PEKANBARU (RA) - Polemik penertiban kawasan Taman Nasional Tesso Nilo (TNTN) kembali memanas setelah video pembongkaran plang dan pengusiran personel TNI dari Satgas Penertiban Kawasan Hutan (PKH) viral di media sosial.
Warga yang bermukim di dalam kawasan mengaku kejadian itu merupakan puncak dari tekanan panjang yang mereka alami selama berbulan-bulan.
Juru Bicara warga TNTN, Abdul Aziz, mengatakan insiden tersebut tidak muncul tiba-tiba, melainkan akumulasi persoalan sejak dilakukannya penyegelan lahan oleh Satgas PKH pada 10 Juni 2025.
"Sudah lima bulan masyarakat hidup dalam tekanan. Mulai dari masuknya Satgas PKH hingga kehadiran anggota militer di lingkungan permukiman," ujar Aziz, Kamis (27/11/2025).
Aziz menilai pemerintah tidak membuka ruang komunikasi dengan masyarakat sejak awal penertiban. Ultimatum relokasi mandiri yang diberikan kepada warga hingga 22 Agustus 2025 disebutnya sebagai keputusan sepihak.

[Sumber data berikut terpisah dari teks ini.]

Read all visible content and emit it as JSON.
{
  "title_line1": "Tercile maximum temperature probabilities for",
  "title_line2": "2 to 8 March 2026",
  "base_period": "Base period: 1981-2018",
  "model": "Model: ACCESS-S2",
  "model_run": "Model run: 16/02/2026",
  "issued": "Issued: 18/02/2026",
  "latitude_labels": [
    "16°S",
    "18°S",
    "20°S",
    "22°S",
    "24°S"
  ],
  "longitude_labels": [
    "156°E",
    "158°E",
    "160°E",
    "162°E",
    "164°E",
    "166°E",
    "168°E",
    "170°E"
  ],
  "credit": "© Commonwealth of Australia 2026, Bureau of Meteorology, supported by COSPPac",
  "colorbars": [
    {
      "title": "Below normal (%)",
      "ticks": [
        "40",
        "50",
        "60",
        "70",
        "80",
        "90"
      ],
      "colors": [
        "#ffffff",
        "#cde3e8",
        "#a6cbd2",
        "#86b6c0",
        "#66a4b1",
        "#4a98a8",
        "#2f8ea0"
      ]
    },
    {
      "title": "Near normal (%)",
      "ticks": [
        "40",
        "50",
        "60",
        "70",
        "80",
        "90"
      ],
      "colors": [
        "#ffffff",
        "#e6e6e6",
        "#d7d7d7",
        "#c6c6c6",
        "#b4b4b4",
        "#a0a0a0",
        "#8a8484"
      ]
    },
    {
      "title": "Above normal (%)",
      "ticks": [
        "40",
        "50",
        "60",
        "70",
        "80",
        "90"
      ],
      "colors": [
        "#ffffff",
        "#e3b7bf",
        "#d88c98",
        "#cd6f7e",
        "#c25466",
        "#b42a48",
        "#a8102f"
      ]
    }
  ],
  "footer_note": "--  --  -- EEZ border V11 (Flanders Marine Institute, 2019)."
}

"Masyarakat divonis begitu saja. Katanya ini Taman Nasional, jadi harus keluar. Kami diminta pergi tanpa penjelasan yang jelas," tambahnya.
Warga menolak relokasi tersebut dan tetap bertahan di permukiman. Mereka juga melakukan aksi demonstrasi di Kejati Riau untuk meminta transparansi penataan batas kawasan hutan, terutama terkait lahan-lahan yang telah digarap masyarakat sejak lama.
Menurut Aziz, hingga 2009 terdapat 28.606,8 hektare kebun garapan warga di kawasan tersebut. Sementara penataan batas dilakukan pada 2011 dan pengukuhan kawasan pada 2014.
"Sesuai aturan, areal masyarakat seharusnya dienklave. Tapi itu tidak pernah dilakukan," tegasnya.
Aziz menyayangkan narasi yang berkembang bahwa warga adalah perambah hutan. Ia menyebut framing tersebut menimbulkan stigma negatif hingga isu bernuansa rasis.
"Kami bukan perambah. Tidak ada pembukaan lahan baru. Warga sadar aturan, sadar bahwa merambah hutan itu salah," ujarnya.
Pelibatan militer di permukiman turut menjadi sorotan. Aziz menilai kehadiran aparat bersenjata membuat masyarakat takut.
"Banyak warga, termasuk anak-anak, trauma melihat anggota bersenjata di pemukiman. Ini tidak menyelesaikan masalah," katanya.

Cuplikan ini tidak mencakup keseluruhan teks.